Mi unisco all’appello di tante famiglie con bambini disabili in questo periodo di quarantena che si prolunga ormai da un mese e che probabilmente non finirà a brevissimo.

Chi ha un cortile, un giardino, sicuramente non avrà problemi per far scorazzare e inventarsi giochi per i bambini ed in particolare per quelli che definisco “speciali” perché down, autistici, iperattivi, ecc. 

Occorre osservare rigorosamente le norme di sicurezza, ma nello stesso tempo, è importante garantire degli spazi all’aria aperta, magari regolamentati da fasce orarie per quelle famiglie con bambini che in questo periodo vedono aumentare situazioni di aggressività, crisi epilettiche, casi di autolesionismo dovute all’interruzione della routine di passeggiate a contatto con la natura.

I parchi ed i giardini siano riaperti, magari con la presenza di vigili che facciano rispettare le distanze di sicurezza,  perché è davvero un controsenso permettere ad un genitore di far prendere una boccata d’aria al proprio figlio, ma vietare un giro in bicicletta o con il monopattino o un calcio al pallone in un giardinetto.
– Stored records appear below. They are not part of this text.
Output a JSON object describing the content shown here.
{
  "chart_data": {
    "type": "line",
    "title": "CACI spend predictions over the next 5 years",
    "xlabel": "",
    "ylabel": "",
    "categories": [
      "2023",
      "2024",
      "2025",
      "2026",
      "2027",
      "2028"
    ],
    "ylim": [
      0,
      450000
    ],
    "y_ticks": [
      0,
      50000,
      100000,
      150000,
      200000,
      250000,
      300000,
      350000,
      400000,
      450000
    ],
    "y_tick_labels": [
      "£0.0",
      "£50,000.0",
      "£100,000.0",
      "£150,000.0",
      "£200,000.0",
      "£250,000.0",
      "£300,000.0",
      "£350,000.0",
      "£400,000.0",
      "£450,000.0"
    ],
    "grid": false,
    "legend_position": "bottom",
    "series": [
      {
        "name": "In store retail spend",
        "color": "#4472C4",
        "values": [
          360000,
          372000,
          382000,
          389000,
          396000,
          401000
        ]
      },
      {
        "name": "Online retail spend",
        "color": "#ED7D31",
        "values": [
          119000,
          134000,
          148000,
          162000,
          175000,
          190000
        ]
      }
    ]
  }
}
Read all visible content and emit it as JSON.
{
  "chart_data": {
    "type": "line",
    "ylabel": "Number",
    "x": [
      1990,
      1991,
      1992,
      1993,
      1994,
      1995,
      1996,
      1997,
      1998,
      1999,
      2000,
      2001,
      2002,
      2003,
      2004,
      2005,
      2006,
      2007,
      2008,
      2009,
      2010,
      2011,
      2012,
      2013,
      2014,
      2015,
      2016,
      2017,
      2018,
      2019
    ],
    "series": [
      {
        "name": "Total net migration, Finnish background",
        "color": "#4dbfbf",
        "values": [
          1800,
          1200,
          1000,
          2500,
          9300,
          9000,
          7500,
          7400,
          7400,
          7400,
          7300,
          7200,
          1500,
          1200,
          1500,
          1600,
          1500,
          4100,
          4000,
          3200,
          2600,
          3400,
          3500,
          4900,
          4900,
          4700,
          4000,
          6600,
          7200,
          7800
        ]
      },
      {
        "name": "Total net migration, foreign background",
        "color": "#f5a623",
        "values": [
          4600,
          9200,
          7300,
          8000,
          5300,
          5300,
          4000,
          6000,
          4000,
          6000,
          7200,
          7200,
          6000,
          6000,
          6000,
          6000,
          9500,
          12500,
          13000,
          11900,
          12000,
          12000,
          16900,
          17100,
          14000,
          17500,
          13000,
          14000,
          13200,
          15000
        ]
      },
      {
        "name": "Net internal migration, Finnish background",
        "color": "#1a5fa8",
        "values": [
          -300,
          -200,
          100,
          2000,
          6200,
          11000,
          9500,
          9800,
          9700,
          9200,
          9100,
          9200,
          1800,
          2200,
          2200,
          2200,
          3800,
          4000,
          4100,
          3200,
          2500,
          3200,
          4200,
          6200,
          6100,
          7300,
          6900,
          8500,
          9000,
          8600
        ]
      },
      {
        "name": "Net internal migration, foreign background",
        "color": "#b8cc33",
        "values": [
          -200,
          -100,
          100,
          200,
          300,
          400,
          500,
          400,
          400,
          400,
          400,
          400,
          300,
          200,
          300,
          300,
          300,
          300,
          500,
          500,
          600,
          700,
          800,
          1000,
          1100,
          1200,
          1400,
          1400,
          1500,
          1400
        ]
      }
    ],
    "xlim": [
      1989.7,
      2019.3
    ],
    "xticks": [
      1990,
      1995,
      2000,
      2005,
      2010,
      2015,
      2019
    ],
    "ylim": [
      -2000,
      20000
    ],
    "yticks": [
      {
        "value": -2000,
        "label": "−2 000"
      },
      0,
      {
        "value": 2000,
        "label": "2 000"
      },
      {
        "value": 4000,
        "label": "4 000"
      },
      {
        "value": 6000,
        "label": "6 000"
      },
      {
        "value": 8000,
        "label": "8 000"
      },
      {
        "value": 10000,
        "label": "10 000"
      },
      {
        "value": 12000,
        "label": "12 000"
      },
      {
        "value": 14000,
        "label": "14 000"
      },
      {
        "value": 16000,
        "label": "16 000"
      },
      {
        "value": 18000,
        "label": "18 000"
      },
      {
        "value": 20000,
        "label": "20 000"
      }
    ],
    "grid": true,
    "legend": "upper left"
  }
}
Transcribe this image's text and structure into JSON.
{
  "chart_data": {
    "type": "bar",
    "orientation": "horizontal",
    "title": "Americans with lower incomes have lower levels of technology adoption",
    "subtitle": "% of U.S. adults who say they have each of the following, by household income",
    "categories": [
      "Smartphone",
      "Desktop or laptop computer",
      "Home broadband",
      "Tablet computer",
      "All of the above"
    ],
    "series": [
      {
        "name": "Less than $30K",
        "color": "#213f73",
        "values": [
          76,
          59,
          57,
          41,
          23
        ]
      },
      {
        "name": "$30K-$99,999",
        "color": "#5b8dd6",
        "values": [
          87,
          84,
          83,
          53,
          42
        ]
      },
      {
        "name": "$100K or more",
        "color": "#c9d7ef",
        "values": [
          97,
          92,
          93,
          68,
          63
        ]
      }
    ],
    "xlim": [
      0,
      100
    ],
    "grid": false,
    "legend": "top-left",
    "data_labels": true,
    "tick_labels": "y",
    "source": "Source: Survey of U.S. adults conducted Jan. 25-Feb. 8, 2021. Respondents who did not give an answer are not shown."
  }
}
La nostra solidarietà tocchi non solo i bisogni primari come la bellissima iniziativa della spesa sospesa, ma anche iniziative e proposte per  tutte quelle famiglie con casi di disabilità che mai come in questo periodo si sentono sole ed abbandonate a gestire l’aggressività dei loro figli che non resistono più a questi “arresti domiciliari forzati”.

Gli oratori, spazi ludici e palestre dei vari comuni, siano disponibili, ma regolamentati per lo svago dei tanti nostri bambini speciali. NESSUNO SI SENTA SOLO in questa lotta con questo nemico invisibile che ci veda comunità e non uomini narcisisti che guardano solo il proprio orticello.